Eine Emotionalität entwickelt sich, da man den Schmerz der Protagonisten nachempfinden kann. Das reiht sich in die Komponente „Tragik“ ein. Die Story ist authentisch und keine überzeichnete „Räuberpistole“. Der Kriminalfall ist der Mantel der Story, ein persönlicher Verlust und viele egoistische Fehler bilden den Kern.

Originell aufgebaut ist die Handlung, mit zeitlichen Rückblenden, die allerdings die gegenwärtige Story noch spannender darstellen. Das Tempo der Handlung befindet sich auf der Überholspur, die Ereignisse überschlagen sich nicht – aber gehen Hand in Hand.

Emma Ramms Rolle in diesem Spiel ist eher untergeordnet, obwohl sie es zum Teil auch ist, die die Eskalationsspirale anstößt. Das Schicksal von Alexander Blix ist der absolute Fokus.

Diese Reihe gehört mit zu den aktuell stärksten, skandinavischen Thrillern.

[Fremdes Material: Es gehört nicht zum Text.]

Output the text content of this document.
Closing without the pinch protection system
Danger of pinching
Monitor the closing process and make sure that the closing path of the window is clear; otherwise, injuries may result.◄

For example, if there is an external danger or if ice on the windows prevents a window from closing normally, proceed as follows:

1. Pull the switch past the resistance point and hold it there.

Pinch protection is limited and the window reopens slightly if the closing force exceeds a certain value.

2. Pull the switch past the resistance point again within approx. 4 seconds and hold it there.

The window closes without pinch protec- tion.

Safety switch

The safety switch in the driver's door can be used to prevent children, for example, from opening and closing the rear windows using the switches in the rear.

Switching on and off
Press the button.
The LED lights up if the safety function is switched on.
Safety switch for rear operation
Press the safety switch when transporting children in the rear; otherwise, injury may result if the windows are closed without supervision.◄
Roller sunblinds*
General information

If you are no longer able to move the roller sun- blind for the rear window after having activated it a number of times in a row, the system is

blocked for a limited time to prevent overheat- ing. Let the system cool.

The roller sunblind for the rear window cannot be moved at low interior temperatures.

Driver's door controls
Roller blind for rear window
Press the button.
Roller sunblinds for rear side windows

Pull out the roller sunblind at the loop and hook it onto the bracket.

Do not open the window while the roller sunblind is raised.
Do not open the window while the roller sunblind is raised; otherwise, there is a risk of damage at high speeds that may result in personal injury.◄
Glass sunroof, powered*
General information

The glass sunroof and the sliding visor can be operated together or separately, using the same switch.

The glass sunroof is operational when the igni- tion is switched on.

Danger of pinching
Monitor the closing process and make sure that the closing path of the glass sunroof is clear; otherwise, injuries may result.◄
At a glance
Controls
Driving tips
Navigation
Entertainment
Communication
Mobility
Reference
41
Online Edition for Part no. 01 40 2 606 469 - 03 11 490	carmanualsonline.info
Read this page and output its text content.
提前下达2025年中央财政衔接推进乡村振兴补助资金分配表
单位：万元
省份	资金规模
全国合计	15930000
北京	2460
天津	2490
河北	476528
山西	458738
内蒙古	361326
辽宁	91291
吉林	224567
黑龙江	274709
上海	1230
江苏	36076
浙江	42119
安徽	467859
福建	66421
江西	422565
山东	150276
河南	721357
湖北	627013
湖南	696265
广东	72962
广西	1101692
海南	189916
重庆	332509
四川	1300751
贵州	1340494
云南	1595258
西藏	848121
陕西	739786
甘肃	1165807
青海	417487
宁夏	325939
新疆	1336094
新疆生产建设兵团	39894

Der dritte Band ist einer der absolute, tragischste und traurigste Thriller den ich je gelesen habe.

Fazit

„Bluttat“ ist ein harter, emotionaler Thriller. Die Spannung ist so präsent, dass das diese einen nachhaltig umzingelt, ohne Chancen auszubrechen. Ein Pageturner – eine Reihe, die so authentisch ist, dass das Ende schmerzt.